Life Between SpacesPublished on April 25, 2022

Photo by: Ted Simpson

With her latest album, The Spaces In Between, Amanda Rheaume takes the listener on a journey through the depths of personal identity and cultural heritage, as the artist works to find her true self and a unique place within the constructs of a binary world.

In the album’s first single, ‘100 Years’, Amanda refers to a quote from Métis leader Louis Riel, who said, “My people will sleep for one hundred years, but when they awake, it will be the artists who give them their spirit back.”

As a citizen of the Métis Nation, Riel’s words carry heavy meaning for Amanda. But now, more than ever, there is a haunting relevance to this quote for all people living on the land that we call Canada. Not just in the current sense of awakening from another pandemic winter and reconnecting with the arts through a return to live music and theatre. But also in acknowledging a truth that many thought was buried in our past. In the song’s chorus, Amanda asks, “Can you feel the heat underneath your feet?” As First Nations groups across the country discover more and more unmarked graves on the sites of Canada’s residential schools, now reaching over 1,000 in number.

Throughout the album, the artist’s theme of naked introspection forces the listener to reflect on their own relationship with the world and sense of self. The Spaces In Between carries a heavier weight than previous releases in Amanda’s 15-year catalogue. “It's a different theme with this whole record,” says Amanda. “The journey I've been on is about coming to terms with several facets of my identity and learning to love all those parts, just feeling strong on my own, like who I actually am.”

As a queer woman and proud member of the 2SLGBTQ+ community, the search for a place takes Amanda outside of the binary view favoured by Western society. In the compulsion to label everything as either gay or straight, liberal or conservative, black or white… Many people are left on the periphery with no place to call home. Amanda leans heavily on the experience of her Métis people, who have made their home in-between spaces for 200 years.

“There are lots of touches on a lot of different things in these songs, but I'd say that the Métis experience is definitely a constant thing throughout the record,” says Amanda.

The album is being released on Amanda’s own label, a recent project called Ishkodé Records which she founded with a dear friend and Anishinaabekwe artist, Shoshona Kish. The word Ishkodé means fire in the Anishinaabemowin language.
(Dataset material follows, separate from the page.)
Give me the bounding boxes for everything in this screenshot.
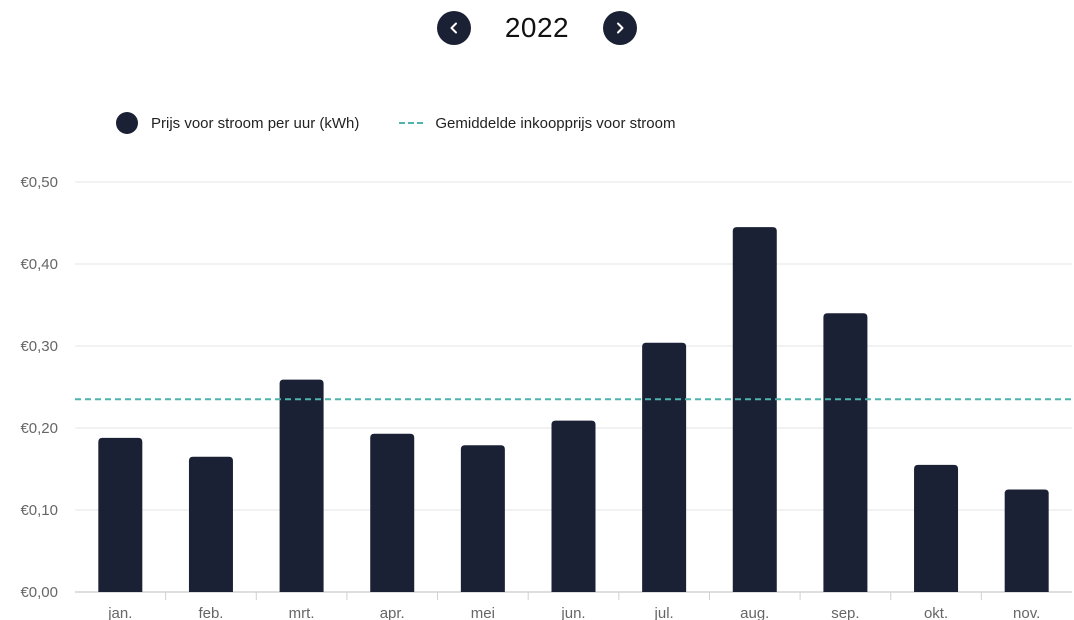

“We started this record label to amplify indigenous voices here on so-called Canada, and to hopefully break glass ceilings,” she explains. “Open up the doors to artists that are telling critical stories and singing such important songs, these artists have been typically kept out of the mainstream, providing them a seat at the table.”

Amanda says that the de facto mission statement for her label would be, ‘songs for the eighth fire,’ which is based on the Anishinaabe story of the seven fires.

“It's been said that we're in the seventh fire right now, which is a time of great destruction and dissonance… no harmony,” notes Amanda. And in light of our recent experience with the pandemic, the truckers, war in Europe, and the general state of our Earth and climate, that’s another hauntingly relevant prophecy.

But it’s said that to light the eighth and final fire that brings peace, the people must choose between two roads. “Either we go back to our teachings or we continue on this path of destruction,” she explains. “But if we've returned to our teachings, then they will lead us to light the eighth and final fire of balance and harmony and forever unity as one great nation of all.”

In line with the theme of awakening, Amanda Rheaume and her band will be returning to the stage for a show at the National Arts Centre on May 25th, her first major performance since the onset of the pandemic. While Amanda was able to get in a handful of performances over the past two years, it was nothing like the life that she had lived before. She went from playing as many as 150 shows in a year in packed venues down to less than 10 gigs with social distancing in full effect.

With this new performance, Amanda can return the spirits not only to the people, her fans, but also to herself and fellow musicians. “I know I've really missed it; I found this time away very difficult, to be honest,” says Amanda. “I’m especially reminded of that Louis Riel line because the artists are back and we think differently; we see the world in a different way sometimes, and I think it's an important time for different voices and different ways of doing things.”